経団連は提言「Society 5.0実現に向けた政府研究開発投資の拡充を求める」を取りまとめ、15日公表した。世界が抱える社会課題の解決を通じた経済成長を目指す「Society 5.0」は、わが国成長戦略の中核である。10日に開催された政府の第2回未来投資会議において、安倍晋三首相からも「未来投資に向けた成長戦略は新たなステージに入る。人口が減り、超高齢化社会を迎えるなかで、新たな技術革新を活用して国民生活を豊かにする『Society 5.0』を世界に先駆けて実現していく」との発言があったところである。
そこで、こうした構想の重要性をあらためて強調するとともに、その実現に向けた政府研究開発投資拡充の必要性についてプロジェクトのイメージ、投資スキーム、体制強化策等を示した。
■ 政府研究開発投資のあるべき姿
現在、中国・韓国といった近隣諸国をはじめ米国・ドイツ・イギリスなどが、国を挙げて「第4次産業革命」等に向けた政府研究開発投資を大きく拡大している。わが国においても、「対GDP比1%の政府研究開発投資」が政府の第5期科学技術基本計画において閣議決定されており、その着実な実行が求められる。
そこで政府は、Society 5.0の実現に向け、アベノミクスの成果などを通じ2500億円程度の関連予算枠を新たに確保したうえで、内閣府総合科学技術・イノベーション会議を司令塔とした「Society 5.0実現官民プロジェクト」を実行すべきである。
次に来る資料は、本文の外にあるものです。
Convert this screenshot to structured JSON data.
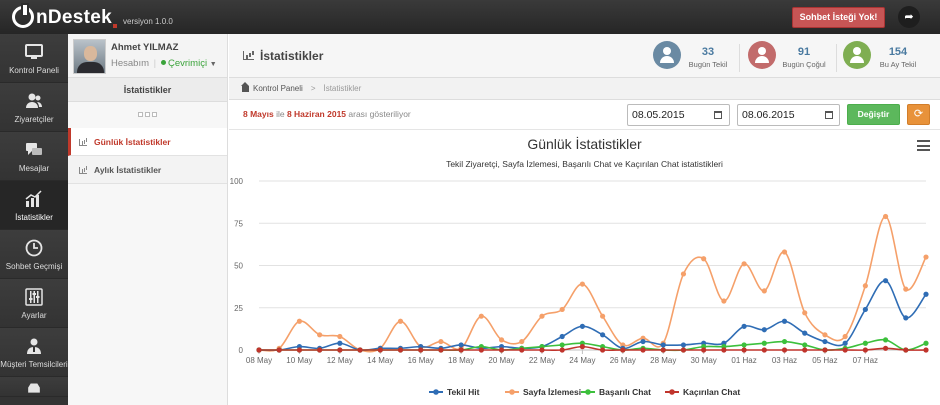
{
  "app": {
    "logo_text": "nDestek",
    "version": "versiyon 1.0.0",
    "chat_request_button": "Sohbet İsteği Yok!",
    "share_icon": "share-arrow-icon"
  },
  "sidebar": {
    "items": [
      {
        "label": "Kontrol Paneli",
        "icon": "monitor-icon"
      },
      {
        "label": "Ziyaretçiler",
        "icon": "users-icon"
      },
      {
        "label": "Mesajlar",
        "icon": "chat-bubbles-icon"
      },
      {
        "label": "İstatistikler",
        "icon": "bar-chart-icon",
        "active": true
      },
      {
        "label": "Sohbet Geçmişi",
        "icon": "clock-icon"
      },
      {
        "label": "Ayarlar",
        "icon": "sliders-icon"
      },
      {
        "label": "Müşteri Temsilcileri",
        "icon": "agent-icon"
      }
    ]
  },
  "user": {
    "name": "Ahmet YILMAZ",
    "account_link": "Hesabım",
    "separator": "|",
    "status": "Çevrimiçi"
  },
  "subnav": {
    "title": "İstatistikler",
    "items": [
      {
        "label": "Günlük İstatistikler",
        "active": true
      },
      {
        "label": "Aylık İstatistikler",
        "active": false
      }
    ]
  },
  "header": {
    "title": "İstatistikler",
    "stats": [
      {
        "value": "33",
        "label": "Bugün Tekil",
        "color": "#6a8aa3"
      },
      {
        "value": "91",
        "label": "Bugün Çoğul",
        "color": "#c26b6b"
      },
      {
        "value": "154",
        "label": "Bu Ay Tekil",
        "color": "#7fae52"
      }
    ]
  },
  "breadcrumb": {
    "home": "Kontrol Paneli",
    "separator": ">",
    "current": "İstatistikler"
  },
  "filter": {
    "start_label": "8 Mayıs",
    "middle": " ile ",
    "end_label": "8 Haziran 2015",
    "suffix": " arası gösteriliyor",
    "start_date": "08.05.2015",
    "end_date": "08.06.2015",
    "apply_button": "Değiştir",
    "refresh_icon": "refresh-icon"
  },
  "chart_data": {
    "type": "line",
    "title": "Günlük İstatistikler",
    "subtitle": "Tekil Ziyaretçi, Sayfa İzlemesi, Başarılı Chat ve Kaçırılan Chat istatistikleri",
    "ylim": [
      0,
      100
    ],
    "yticks": [
      0,
      25,
      50,
      75,
      100
    ],
    "x_tick_labels": [
      "08 May",
      "10 May",
      "12 May",
      "14 May",
      "16 May",
      "18 May",
      "20 May",
      "22 May",
      "24 May",
      "26 May",
      "28 May",
      "30 May",
      "01 Haz",
      "03 Haz",
      "05 Haz",
      "07 Haz"
    ],
    "legend_position": "bottom",
    "grid": true,
    "series": [
      {
        "name": "Tekil Hit",
        "color": "#2f6db5",
        "values": [
          0,
          0,
          2,
          1,
          4,
          0,
          1,
          1,
          2,
          1,
          3,
          1,
          2,
          1,
          2,
          8,
          14,
          9,
          1,
          5,
          3,
          3,
          4,
          4,
          14,
          12,
          17,
          10,
          5,
          4,
          24,
          41,
          19,
          33
        ]
      },
      {
        "name": "Sayfa İzlemesi",
        "color": "#f5a06a",
        "values": [
          0,
          1,
          17,
          9,
          8,
          0,
          1,
          17,
          2,
          5,
          1,
          20,
          6,
          5,
          20,
          24,
          39,
          20,
          3,
          7,
          4,
          45,
          54,
          29,
          51,
          35,
          58,
          22,
          9,
          8,
          38,
          79,
          36,
          55
        ]
      },
      {
        "name": "Başarılı Chat",
        "color": "#3cc03c",
        "values": [
          0,
          0,
          0,
          0,
          0,
          0,
          0,
          0,
          0,
          0,
          0,
          2,
          0,
          1,
          2,
          3,
          4,
          2,
          0,
          1,
          0,
          0,
          2,
          2,
          3,
          4,
          5,
          3,
          0,
          1,
          4,
          6,
          0,
          4
        ]
      },
      {
        "name": "Kaçırılan Chat",
        "color": "#c0342c",
        "values": [
          0,
          0,
          0,
          0,
          0,
          0,
          0,
          0,
          0,
          0,
          0,
          0,
          0,
          0,
          0,
          0,
          2,
          0,
          0,
          0,
          0,
          0,
          0,
          0,
          0,
          0,
          0,
          0,
          0,
          0,
          0,
          1,
          0,
          0
        ]
      }
    ]
  }
}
それにより、わが国は世界に先駆けてSociety 5.0を実現し、2020年度において計30兆円規模の付加価値を創出することができる(図表参照)。
■ Society 5.0実現官民プロジェクトの実行
Society 5.0の実現に向けては、府省・産学官・企業間のあらゆる主体が一体となった本格的なオープンイノベーションが必要である。具体的には、広範な分野で新たな基幹産業を創出するという戦略的視点に立った「Society 5.0実現官民プロジェクト」の実行を提案したい。同プロジェクトは、グローバルにも共通する社会課題から国家戦略として推進すべき10領域・計100テーマ程度の幅広い研究開発・社会実装プロジェクトを進めるものである。
なお、実行においては内閣府が主導する「戦略的イノベーション創造プログラム(SIP)」「革新的研究開発推進プログラム(ImPACT)」「最先端研究開発支援プログラム(FIRST)」を軸としたプロジェクトと、各省が提案するプロジェクトの2本立ての制度で進めることが有用である。また、これらを着実に推進するための内閣府内の機能強化や科学技術振興機構と内閣府の連携強化を図る。
■ 産業界の取り組み
産業界は、Society 5.0実現に向けた民間投資の拡大や革新的技術の社会実装を推進していく。特に、企業間協調の拡大、産学官の壁の突破、ベンチャー企業との連携等を重視した本格的なオープンイノベーションに、危機感を持って取り組む。また、経団連は、大学・研究開発法人に対する共同研究を通じた投資を25年度までに14年度の約3倍の規模に拡大することを目指して活動し、産学官連携等のオープンイノベーション拡大に努めていく。